If I understand your file contents (from your two examples) and assuming that the 1st field in your input is not always Instr1: , you might want to try this slight modification to RudiC's suggestion:

#!/bin/ksh
file=${1:-file.txt}
awk '
!/^ *$/{c[$1 OFS substr($2, 50, 8)]++
}
END {	for(v in c)
		printf("%12d %s\n", c[v], v)
}' "$file" | sort -k1,1nr -k2,3

If file.txt contains you 1st sample (unsorted with blanks lines) and file2.txt contains your 2nd sample (sorted with no blank lines), the above script when invoked without operands produces the output:

           9 Instr1: 00000000
           5 Instr1: 00101000
           2 Instr1: 00000010
           2 Instr1: 00110100
           2 Instr1: 01000011
           2 Instr1: 01001111
           2 Instr1: xxxxxxxx
           1 Instr1: 00100010

and, if it is invoked with the operand file2.txt , produces the output:

          48 Instr1: 11111110
           2 Instr1: xxxxxxxx

This was written and tested using a Korn shell, but will work with any shell that uses Bourne shell syntax and understands the parameter expansions required by the POSIX standards (such as bash , dash , ksh , and zsh ).

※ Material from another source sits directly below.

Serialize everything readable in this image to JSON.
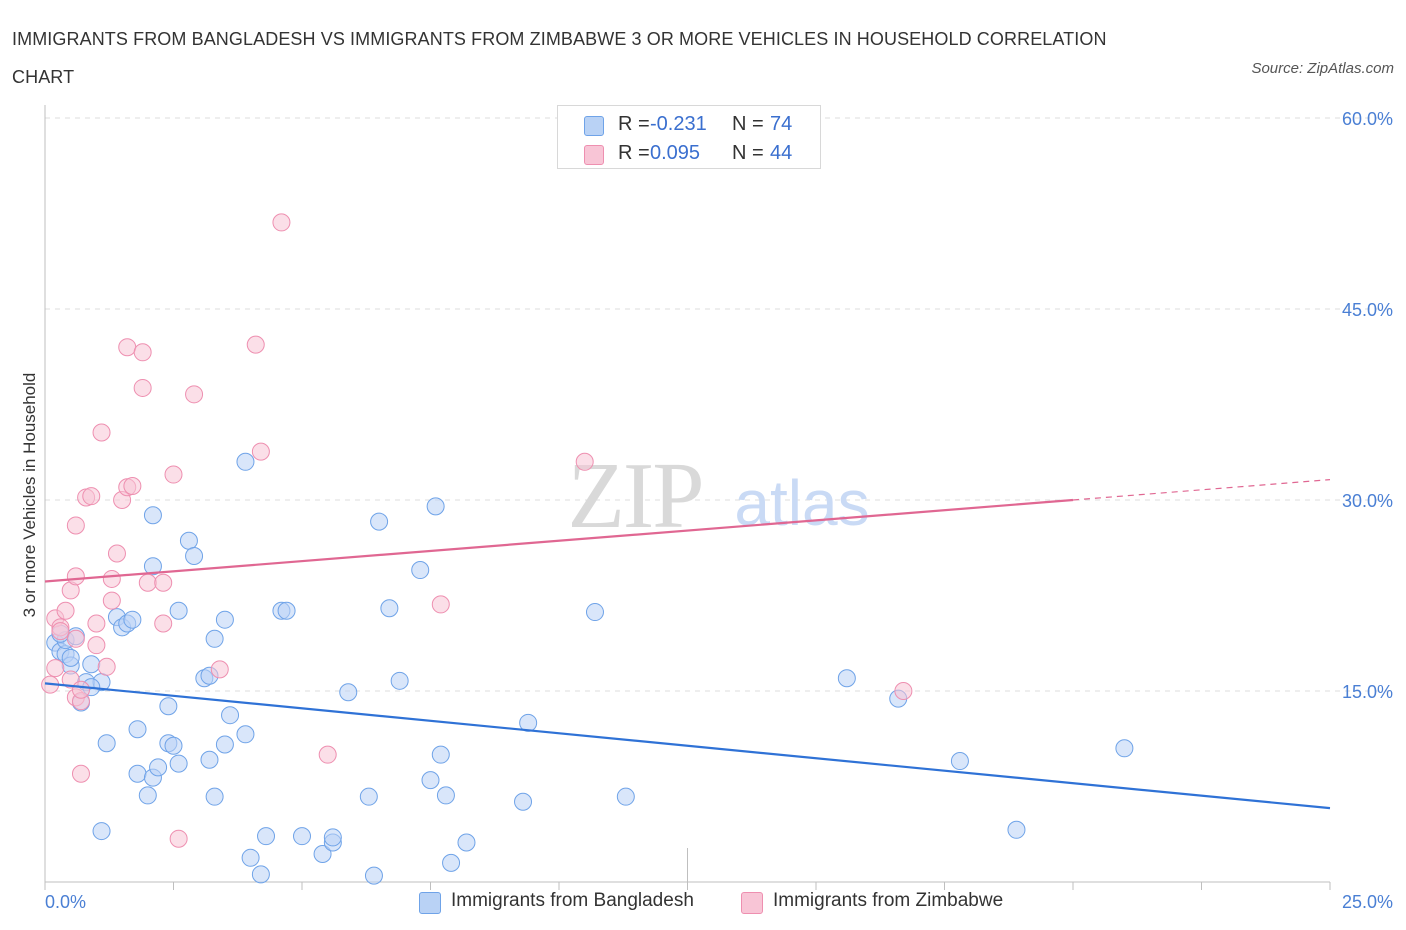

If you want to try this on a Solaris/SunOS system, change awk to /usr/xpg4/bin/awk or nawk .

1 Like

Is there any way to count from the LSB (Which is start from the right hand side of the binaries in this case)?

Yes, of course. Simple arithmetics. Any idea from your side?

I am assuming simple C[-1] would start from the end of line.

In shell, yes. In awk , sorry, no. Use length function and subtract target position.